BANGKOK -- The new government in Myanmar (Burma) began releasing thousands of prisoners on Oct. 12 in an amnesty designed to impress Western nations that it is serious about protecting human rights.
The amnesty, announced the previous day, is expected to lead to the lifting of economic sanctions that were imposed to protest the repressive rule by the former military government.
There were high hopes that many of the country's estimated 2,000 political prisoners would be released.
The government's amnesty announcement did not mention names and it remains unclear what categories of prisoners will be freed.
Opposition leader Aung San Suu Kyi, along with Japan, the United States and the European Union, has made strident calls for the release of political prisoners.
Many of them were key figures in the pro-democracy movement who led anti-government protests in 1988 and 2007.
The amnesty, which includes the release of about 70 political prisoners, could be taken as a sign that the government is serious about promoting democratization, prompting Western governments to lift their economic sanctions.

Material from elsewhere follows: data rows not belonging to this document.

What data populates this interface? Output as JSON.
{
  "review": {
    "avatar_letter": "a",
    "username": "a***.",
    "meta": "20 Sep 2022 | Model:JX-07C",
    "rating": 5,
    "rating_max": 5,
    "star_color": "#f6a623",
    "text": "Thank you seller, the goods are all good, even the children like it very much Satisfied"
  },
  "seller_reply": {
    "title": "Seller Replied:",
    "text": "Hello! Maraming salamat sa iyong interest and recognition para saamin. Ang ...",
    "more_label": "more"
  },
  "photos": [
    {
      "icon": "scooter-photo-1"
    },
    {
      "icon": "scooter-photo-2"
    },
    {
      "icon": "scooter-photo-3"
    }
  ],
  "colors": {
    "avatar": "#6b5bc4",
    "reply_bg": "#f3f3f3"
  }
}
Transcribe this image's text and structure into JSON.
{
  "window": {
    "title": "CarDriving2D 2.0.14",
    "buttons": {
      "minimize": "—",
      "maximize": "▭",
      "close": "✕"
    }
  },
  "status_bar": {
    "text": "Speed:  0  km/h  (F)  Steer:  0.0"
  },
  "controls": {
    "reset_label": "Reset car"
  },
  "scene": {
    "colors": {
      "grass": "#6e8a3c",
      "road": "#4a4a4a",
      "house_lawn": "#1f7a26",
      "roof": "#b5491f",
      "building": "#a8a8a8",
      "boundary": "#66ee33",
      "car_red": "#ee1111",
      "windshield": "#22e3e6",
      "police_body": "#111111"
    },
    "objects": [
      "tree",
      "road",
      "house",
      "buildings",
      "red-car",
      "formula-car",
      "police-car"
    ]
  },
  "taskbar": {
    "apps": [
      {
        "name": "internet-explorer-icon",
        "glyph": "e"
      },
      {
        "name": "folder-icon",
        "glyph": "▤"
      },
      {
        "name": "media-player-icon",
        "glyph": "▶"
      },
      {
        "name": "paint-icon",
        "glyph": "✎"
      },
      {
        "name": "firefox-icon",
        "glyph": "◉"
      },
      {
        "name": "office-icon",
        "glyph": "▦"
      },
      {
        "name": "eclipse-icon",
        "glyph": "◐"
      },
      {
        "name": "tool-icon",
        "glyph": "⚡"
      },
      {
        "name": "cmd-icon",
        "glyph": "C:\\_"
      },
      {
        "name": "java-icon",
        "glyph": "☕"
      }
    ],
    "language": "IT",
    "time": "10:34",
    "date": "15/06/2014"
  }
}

Myanmar's state-run media announced Oct. 11 that elderly prisoners and those with illnesses or who had served their sentences with good behavior would be covered by the amnesty granted by President Thein Sein.
Myanmar's human rights commission submitted a letter calling for the release of those prisoners who posed no threat to the stability of the nation.

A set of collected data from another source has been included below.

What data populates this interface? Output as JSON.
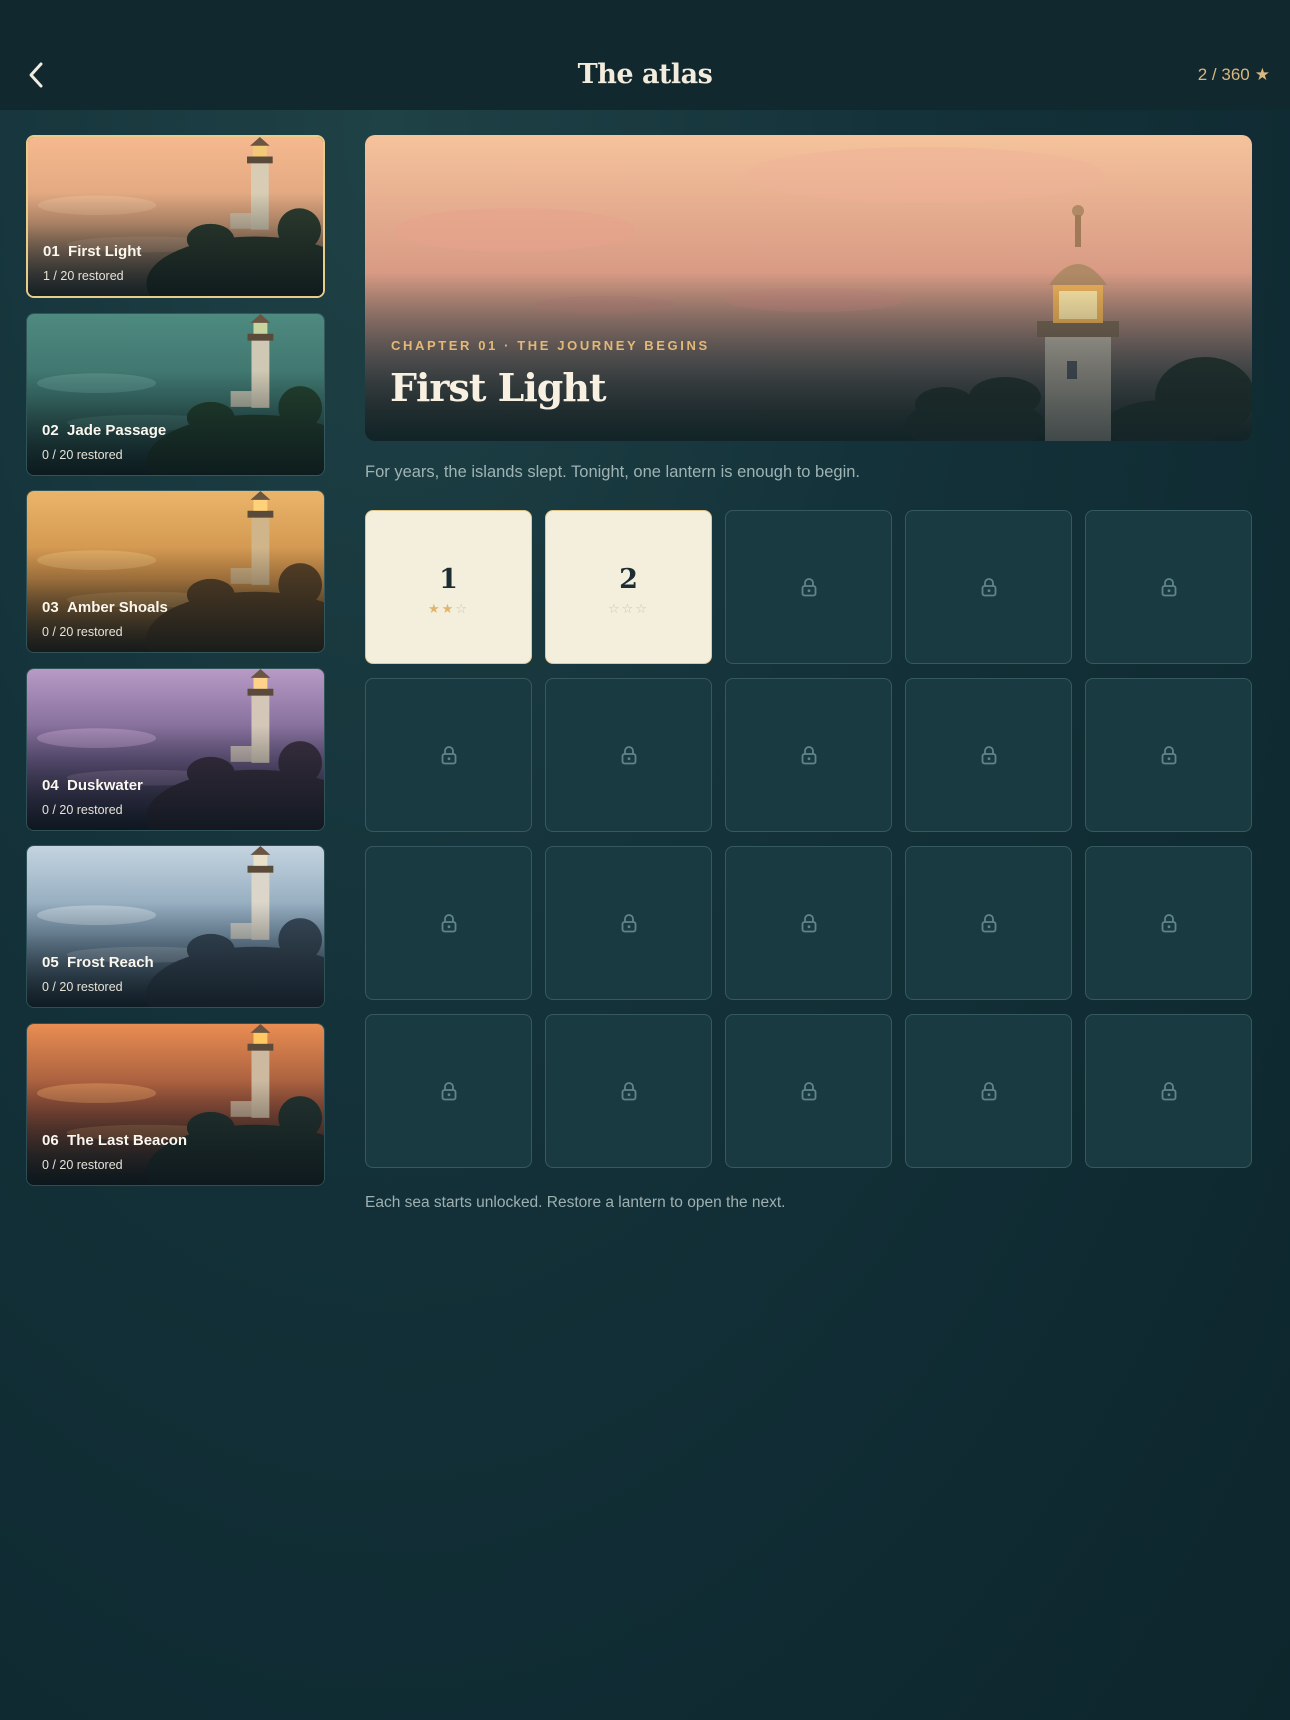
{
  "header": {
    "title": "The atlas",
    "stars": "2 / 360",
    "star_glyph": "★"
  },
  "seas": [
    {
      "number": "01",
      "name": "First Light",
      "progress": "1 / 20 restored",
      "active": true
    },
    {
      "number": "02",
      "name": "Jade Passage",
      "progress": "0 / 20 restored",
      "active": false
    },
    {
      "number": "03",
      "name": "Amber Shoals",
      "progress": "0 / 20 restored",
      "active": false
    },
    {
      "number": "04",
      "name": "Duskwater",
      "progress": "0 / 20 restored",
      "active": false
    },
    {
      "number": "05",
      "name": "Frost Reach",
      "progress": "0 / 20 restored",
      "active": false
    },
    {
      "number": "06",
      "name": "The Last Beacon",
      "progress": "0 / 20 restored",
      "active": false
    }
  ],
  "chapter": {
    "kicker": "CHAPTER 01 · THE JOURNEY BEGINS",
    "title": "First Light",
    "intro": "For years, the islands slept. Tonight, one lantern is enough to begin."
  },
  "levels": [
    {
      "number": "1",
      "unlocked": true,
      "stars_earned": 2,
      "stars_max": 3
    },
    {
      "number": "2",
      "unlocked": true,
      "stars_earned": 0,
      "stars_max": 3
    },
    {
      "unlocked": false
    },
    {
      "unlocked": false
    },
    {
      "unlocked": false
    },
    {
      "unlocked": false
    },
    {
      "unlocked": false
    },
    {
      "unlocked": false
    },
    {
      "unlocked": false
    },
    {
      "unlocked": false
    },
    {
      "unlocked": false
    },
    {
      "unlocked": false
    },
    {
      "unlocked": false
    },
    {
      "unlocked": false
    },
    {
      "unlocked": false
    },
    {
      "unlocked": false
    },
    {
      "unlocked": false
    },
    {
      "unlocked": false
    },
    {
      "unlocked": false
    },
    {
      "unlocked": false
    }
  ],
  "footer_note": "Each sea starts unlocked. Restore a lantern to open the next.",
  "colors": {
    "accent_gold": "#e3b978",
    "tile_open": "#f4eedd",
    "tile_locked": "#1a3a42",
    "background": "#12303a"
  },
  "icons": {
    "back": "chevron-left-icon",
    "lock": "lock-icon",
    "star": "star-icon"
  }
}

The amnesty is also aimed at appeasing Myanmar's neighbors as the government is seeking to serve as the rotating head of the Association of Southeast Asian Nations in 2014.

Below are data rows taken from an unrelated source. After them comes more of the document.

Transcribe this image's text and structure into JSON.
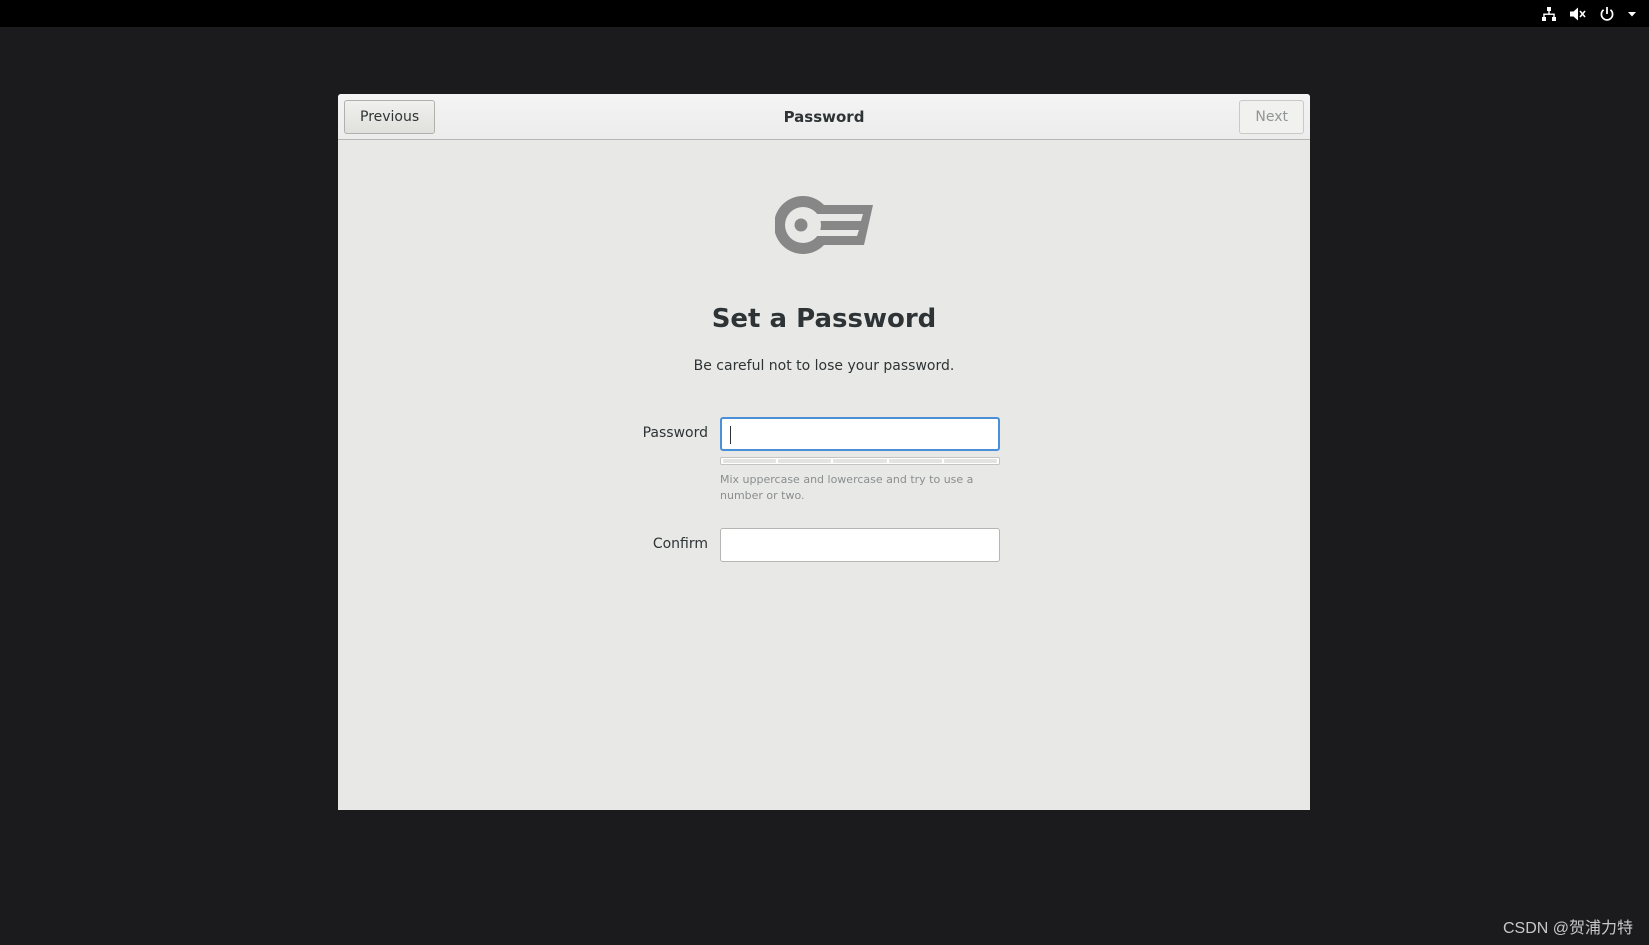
{
  "window": {
    "title": "Password",
    "previous_label": "Previous",
    "next_label": "Next"
  },
  "page": {
    "heading": "Set a Password",
    "subtitle": "Be careful not to lose your password.",
    "password_label": "Password",
    "confirm_label": "Confirm",
    "password_value": "",
    "confirm_value": "",
    "hint": "Mix uppercase and lowercase and try to use a number or two.",
    "strength_level": 0
  },
  "tray": {
    "icons": [
      "network-icon",
      "volume-muted-icon",
      "power-icon",
      "chevron-down-icon"
    ]
  },
  "watermark": "CSDN @贺浦力特",
  "colors": {
    "focus": "#4a90d9",
    "text": "#2e3436",
    "background": "#1b1b1d"
  }
}
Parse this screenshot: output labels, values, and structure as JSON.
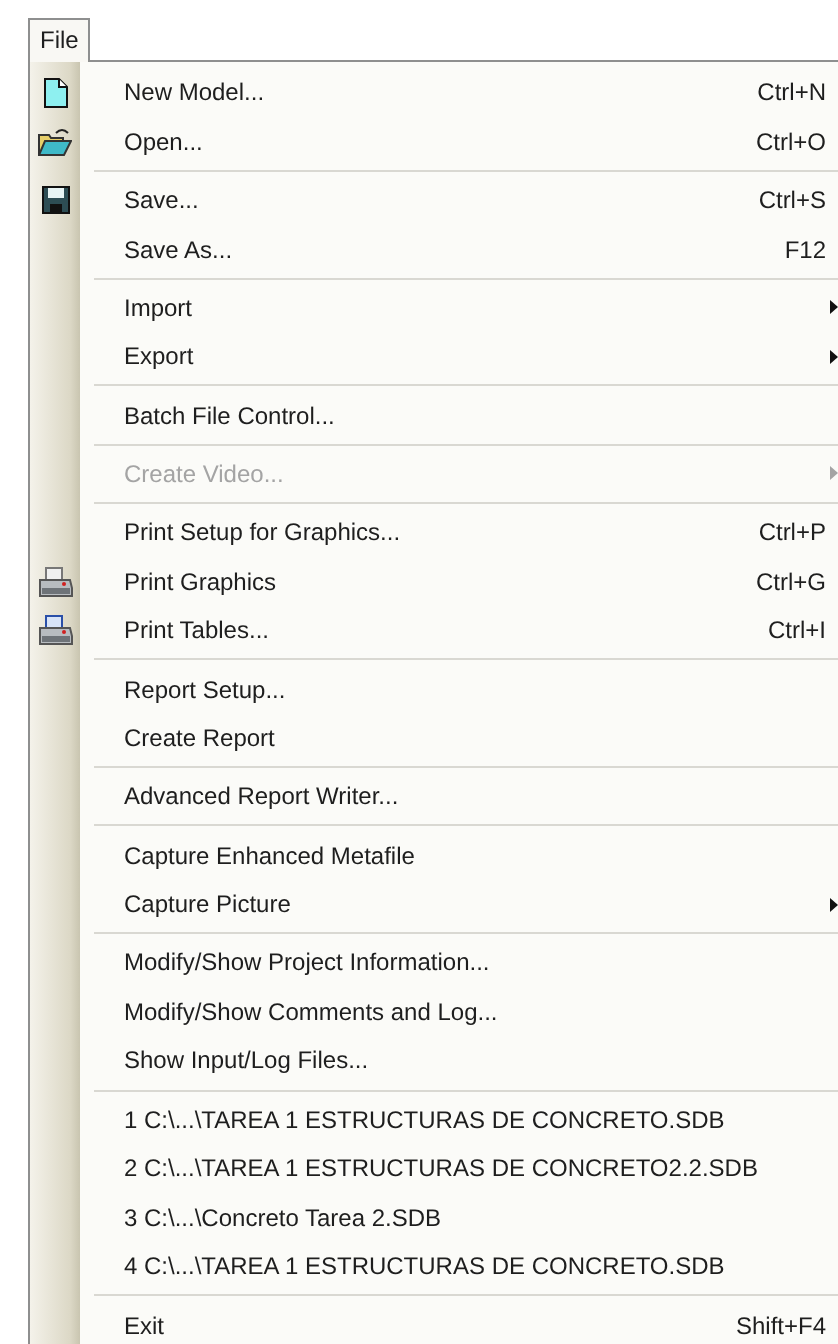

If the prisoner release program includes leaders of ethnic minority groups that took up arms against the former military junta, it would be seen as an attempt by the government to promote national reconciliation.
Thein Sein, who became president in March, has moved to sever his ties to the old military junta, even though he was No. 4 in the party hierarchy in those days.
When parliamentary elections were finally held last year, one-fourth of the seats were set aside for the military and about 80 percent of the remaining seats were taken by members of the Union Solidarity and Development Party (USDP), which was established by the military.
However, since becoming president, Thein Sein has met with Aung San Suu Kyi in an attempt to keep a channel of communication open. Restrictions on media coverage were also relaxed.
In addition, the government decided to suspend construction of a dam that had been criticized because of its impact on local residents and the environment.
The United States has welcomed these recent developments in Myanmar.
Kurt Campbell, the U.S. assistant secretary of state for East Asian and Pacific affairs, said Myanmar has demonstrated obvious signs of change.
The lifting of sanctions, such as a ban on direct investment in Myanmar, will likely face strong opposition in the U.S. Congress. Even so, Washington is expected to move to improve relations between the two nations.